There are a whole host of candidate vaccines for malaria, which are at various stages of testing. Some focus on the parasites in the bloodstream, some on stopping transmission (not from person to person but from person to mosquito, and thus from mosquito to person again), and some are aimed at stopping infection in the first place. The vaccine that has just been approved, known as RTS,S (or by its brand name Mosquirix), is one of the latter kind: it blocks the parasite from invading the liver, where it changes and multiplies before entering the blood.
The sense in which this isn’t really news is that the vaccine has been around since the 1980s, and we’ve had the data from a phase III clinical trial – where its efficacy was tested in large numbers of people – since 2015. The WHO has approved it now because of pilot trials in Ghana, Kenya and Malawi, which demonstrated that giving four doses to children was feasible and cost-effective.
The phase III trial showed that the vaccine reduced malaria infection by 46 per cent in children and 27 per cent in infants.
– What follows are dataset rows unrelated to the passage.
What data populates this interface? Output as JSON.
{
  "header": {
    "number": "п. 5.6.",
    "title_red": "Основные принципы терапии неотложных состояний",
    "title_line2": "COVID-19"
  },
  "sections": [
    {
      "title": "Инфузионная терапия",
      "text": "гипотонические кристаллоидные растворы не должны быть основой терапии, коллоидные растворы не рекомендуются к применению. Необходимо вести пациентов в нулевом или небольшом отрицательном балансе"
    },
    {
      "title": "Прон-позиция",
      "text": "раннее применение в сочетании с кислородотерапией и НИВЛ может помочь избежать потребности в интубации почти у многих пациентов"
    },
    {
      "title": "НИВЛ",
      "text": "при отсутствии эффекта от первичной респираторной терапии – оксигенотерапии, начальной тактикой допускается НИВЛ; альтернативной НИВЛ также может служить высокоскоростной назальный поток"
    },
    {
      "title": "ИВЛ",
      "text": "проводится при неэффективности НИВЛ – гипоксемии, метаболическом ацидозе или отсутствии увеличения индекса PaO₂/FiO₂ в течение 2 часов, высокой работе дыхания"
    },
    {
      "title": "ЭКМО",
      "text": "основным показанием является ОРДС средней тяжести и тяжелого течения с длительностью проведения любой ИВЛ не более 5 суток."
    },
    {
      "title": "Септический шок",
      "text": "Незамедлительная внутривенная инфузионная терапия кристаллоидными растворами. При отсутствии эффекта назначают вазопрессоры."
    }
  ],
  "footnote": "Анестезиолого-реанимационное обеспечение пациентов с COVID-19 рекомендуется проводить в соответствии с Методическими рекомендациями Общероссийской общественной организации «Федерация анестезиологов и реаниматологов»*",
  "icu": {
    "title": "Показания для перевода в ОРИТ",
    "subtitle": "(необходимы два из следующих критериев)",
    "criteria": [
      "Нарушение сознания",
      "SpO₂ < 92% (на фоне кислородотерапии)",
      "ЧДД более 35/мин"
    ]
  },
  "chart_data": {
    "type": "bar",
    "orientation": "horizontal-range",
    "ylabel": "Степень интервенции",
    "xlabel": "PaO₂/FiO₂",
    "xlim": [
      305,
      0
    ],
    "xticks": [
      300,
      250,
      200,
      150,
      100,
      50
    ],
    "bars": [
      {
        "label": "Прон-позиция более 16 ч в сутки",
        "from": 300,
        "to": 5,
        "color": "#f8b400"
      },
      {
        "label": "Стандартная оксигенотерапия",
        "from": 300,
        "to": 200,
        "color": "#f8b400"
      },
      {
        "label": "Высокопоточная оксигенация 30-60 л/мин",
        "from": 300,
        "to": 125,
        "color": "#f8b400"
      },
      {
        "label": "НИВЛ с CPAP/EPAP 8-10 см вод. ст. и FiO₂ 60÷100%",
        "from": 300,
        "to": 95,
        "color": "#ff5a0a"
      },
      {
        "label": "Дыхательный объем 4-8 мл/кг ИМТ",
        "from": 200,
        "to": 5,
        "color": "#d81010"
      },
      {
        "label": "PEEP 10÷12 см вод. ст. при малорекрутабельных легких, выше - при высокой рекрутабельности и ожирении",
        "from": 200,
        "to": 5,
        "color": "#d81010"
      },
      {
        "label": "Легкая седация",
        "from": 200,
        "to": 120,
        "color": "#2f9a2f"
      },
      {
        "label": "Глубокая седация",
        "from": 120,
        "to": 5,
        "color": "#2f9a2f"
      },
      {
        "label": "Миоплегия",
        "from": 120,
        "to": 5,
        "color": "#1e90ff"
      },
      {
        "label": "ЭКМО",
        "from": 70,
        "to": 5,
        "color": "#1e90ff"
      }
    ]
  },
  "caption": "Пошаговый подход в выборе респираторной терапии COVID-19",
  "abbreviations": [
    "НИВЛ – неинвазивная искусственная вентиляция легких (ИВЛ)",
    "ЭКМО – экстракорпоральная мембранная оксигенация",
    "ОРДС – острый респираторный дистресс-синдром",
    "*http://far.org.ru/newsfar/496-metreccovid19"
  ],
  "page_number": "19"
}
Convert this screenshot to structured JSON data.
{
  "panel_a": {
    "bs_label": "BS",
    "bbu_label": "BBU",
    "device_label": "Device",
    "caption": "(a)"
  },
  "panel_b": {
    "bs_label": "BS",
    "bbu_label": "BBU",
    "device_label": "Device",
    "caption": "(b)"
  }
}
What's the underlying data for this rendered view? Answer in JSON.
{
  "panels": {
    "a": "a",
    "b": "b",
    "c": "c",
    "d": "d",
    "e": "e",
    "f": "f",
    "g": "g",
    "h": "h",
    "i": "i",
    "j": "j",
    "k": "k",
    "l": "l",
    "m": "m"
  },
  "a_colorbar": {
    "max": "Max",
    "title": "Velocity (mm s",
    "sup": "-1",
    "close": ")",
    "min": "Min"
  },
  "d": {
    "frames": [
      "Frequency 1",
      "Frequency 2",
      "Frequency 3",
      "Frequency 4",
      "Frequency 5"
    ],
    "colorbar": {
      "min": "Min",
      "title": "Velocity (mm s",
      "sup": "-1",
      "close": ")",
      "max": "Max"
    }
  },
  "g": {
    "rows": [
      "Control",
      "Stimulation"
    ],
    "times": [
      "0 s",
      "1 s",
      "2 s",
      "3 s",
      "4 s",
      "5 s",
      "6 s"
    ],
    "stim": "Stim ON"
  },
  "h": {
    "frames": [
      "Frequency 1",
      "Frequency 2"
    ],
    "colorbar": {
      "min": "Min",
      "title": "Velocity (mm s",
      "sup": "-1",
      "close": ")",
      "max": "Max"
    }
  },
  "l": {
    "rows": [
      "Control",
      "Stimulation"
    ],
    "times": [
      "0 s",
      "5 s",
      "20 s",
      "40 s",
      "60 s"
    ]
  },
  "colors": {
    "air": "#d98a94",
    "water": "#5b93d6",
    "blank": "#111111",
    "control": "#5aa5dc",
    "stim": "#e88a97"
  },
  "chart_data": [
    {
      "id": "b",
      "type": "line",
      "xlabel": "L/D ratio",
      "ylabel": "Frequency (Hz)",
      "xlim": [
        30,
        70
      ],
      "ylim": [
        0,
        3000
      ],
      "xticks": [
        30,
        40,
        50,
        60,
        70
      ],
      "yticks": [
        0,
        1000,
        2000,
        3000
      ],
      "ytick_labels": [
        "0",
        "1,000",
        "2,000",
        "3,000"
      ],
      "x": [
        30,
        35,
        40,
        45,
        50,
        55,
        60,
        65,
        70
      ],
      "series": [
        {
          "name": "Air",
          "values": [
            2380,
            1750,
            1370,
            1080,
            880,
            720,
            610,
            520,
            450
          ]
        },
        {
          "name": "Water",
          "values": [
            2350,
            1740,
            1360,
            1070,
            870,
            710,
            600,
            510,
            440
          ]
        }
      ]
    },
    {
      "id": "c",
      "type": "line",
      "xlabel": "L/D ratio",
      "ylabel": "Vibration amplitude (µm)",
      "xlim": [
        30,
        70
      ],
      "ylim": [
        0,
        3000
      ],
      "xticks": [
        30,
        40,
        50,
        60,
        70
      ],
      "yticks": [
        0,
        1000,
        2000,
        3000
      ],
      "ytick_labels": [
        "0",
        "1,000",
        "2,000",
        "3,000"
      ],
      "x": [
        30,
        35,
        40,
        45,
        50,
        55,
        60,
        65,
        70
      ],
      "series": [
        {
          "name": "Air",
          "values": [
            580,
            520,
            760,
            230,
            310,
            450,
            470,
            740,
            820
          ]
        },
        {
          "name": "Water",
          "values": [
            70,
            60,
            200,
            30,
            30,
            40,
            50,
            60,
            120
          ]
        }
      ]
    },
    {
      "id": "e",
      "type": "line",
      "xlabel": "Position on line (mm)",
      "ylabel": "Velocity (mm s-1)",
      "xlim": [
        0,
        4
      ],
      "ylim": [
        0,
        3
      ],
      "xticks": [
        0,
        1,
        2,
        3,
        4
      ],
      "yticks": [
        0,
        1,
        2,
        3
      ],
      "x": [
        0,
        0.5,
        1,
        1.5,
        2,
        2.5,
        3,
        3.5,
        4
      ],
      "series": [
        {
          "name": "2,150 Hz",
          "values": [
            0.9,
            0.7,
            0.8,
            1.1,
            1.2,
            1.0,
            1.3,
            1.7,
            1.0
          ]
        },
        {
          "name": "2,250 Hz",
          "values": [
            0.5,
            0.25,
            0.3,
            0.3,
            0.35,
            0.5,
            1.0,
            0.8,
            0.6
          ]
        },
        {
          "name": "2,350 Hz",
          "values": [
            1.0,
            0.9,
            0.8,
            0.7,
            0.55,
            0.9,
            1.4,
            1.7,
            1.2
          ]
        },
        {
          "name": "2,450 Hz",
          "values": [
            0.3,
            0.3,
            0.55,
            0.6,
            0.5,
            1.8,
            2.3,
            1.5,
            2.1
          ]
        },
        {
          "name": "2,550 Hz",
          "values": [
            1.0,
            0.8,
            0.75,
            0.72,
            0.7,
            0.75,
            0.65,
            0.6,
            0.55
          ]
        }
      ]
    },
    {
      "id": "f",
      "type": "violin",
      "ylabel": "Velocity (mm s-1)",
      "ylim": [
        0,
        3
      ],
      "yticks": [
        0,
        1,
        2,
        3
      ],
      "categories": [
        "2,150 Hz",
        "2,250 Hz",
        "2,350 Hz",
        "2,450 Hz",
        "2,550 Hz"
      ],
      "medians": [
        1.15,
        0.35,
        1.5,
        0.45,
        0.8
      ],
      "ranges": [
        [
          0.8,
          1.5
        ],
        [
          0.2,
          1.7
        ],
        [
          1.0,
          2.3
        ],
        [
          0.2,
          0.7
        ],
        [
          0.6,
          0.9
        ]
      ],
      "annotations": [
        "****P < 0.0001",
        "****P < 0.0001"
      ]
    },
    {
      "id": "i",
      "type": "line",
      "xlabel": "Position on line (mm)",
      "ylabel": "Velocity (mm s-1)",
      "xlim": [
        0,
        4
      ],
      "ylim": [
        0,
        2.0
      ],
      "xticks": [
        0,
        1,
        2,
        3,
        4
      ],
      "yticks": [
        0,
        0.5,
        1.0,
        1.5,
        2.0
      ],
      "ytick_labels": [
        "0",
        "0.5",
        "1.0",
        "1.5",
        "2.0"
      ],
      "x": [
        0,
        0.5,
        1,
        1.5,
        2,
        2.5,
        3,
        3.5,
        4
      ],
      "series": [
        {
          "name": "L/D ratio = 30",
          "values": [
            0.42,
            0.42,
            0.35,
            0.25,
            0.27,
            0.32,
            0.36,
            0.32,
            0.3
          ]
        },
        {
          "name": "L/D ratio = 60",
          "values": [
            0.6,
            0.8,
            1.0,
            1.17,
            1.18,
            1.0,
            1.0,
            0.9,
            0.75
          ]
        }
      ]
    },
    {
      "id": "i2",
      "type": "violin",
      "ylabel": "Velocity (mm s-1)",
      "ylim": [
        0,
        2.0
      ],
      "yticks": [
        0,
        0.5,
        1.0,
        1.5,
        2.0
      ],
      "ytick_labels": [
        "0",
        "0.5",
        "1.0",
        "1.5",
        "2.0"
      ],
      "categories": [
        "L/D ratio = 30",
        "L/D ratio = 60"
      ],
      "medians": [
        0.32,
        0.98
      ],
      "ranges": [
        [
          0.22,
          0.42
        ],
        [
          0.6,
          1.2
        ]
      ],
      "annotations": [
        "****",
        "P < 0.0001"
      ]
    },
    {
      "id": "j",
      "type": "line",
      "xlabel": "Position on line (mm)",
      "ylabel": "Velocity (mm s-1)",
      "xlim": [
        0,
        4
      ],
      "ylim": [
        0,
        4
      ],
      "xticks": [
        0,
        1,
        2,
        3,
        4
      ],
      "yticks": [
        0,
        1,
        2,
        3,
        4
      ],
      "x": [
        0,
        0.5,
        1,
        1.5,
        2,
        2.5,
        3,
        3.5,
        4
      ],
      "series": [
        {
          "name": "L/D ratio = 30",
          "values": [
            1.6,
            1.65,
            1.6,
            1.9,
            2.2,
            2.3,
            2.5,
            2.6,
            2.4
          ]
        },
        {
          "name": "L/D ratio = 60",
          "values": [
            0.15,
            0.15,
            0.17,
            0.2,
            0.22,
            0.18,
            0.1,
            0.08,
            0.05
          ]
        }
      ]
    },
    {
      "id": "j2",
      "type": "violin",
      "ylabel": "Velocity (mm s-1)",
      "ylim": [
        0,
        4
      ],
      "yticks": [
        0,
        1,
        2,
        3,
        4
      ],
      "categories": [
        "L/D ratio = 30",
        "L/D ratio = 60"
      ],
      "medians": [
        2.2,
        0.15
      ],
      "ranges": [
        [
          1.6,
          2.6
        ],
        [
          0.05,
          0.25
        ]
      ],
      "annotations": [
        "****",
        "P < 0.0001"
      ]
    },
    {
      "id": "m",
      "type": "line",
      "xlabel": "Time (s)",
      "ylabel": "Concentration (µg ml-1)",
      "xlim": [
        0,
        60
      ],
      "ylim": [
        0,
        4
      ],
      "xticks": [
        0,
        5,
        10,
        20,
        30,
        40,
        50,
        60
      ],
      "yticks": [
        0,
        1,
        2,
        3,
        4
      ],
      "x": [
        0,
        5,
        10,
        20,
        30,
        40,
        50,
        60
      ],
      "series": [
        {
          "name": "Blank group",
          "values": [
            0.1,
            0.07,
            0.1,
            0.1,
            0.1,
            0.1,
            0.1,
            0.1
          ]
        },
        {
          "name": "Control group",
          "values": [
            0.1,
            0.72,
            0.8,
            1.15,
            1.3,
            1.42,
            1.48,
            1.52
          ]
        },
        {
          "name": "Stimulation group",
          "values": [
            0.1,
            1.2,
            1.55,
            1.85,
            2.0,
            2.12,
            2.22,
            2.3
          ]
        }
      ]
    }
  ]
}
This might seem a bit limp, especially when we’re used to hearing about prevention rates from mRNA Covid vaccines in the 90 per cent range – and also compared with other childhood vaccines, like the MMR, which is 97 per cent effective against measles. But a modelling study from last year still estimated that, given some assumptions about the rollout of the jabs, the RTS,S vaccine could prevent up to 4.3 million malaria cases in infants, and 22,000 deaths, each year.
The WHO’s own target is to have a vaccine with over 75 per cent efficacy against malaria by 2030 – and clearly RTS,S falls far short. Don’t despair though: while we’re rolling out RTS,S in sub-Saharan Africa, other vaccines are on the way. This April, Oxford University announced that its malaria vaccine, called R21, showed a far more promising 77 per cent efficacy in children in a phase II trial (a smaller, more preliminary study).
So, despite the fanfare, and although it does represent genuine and exciting progress against malaria, the approved RTS,S vaccine is likely only a stopgap in our ultimate goal of eradicating the disease altogether. It’s now our responsibility to make sure that other, more effective vaccines get over the regulatory hurdles as quickly as possible – and maybe even get emergency approval, like the Covid vaccines. The pandemic has shown us that it’s possible to cut down the usual frustratingly long process of drug approval if the situation is really urgent. If a quarter of a million dead children every year isn’t an emergency, then what exactly is?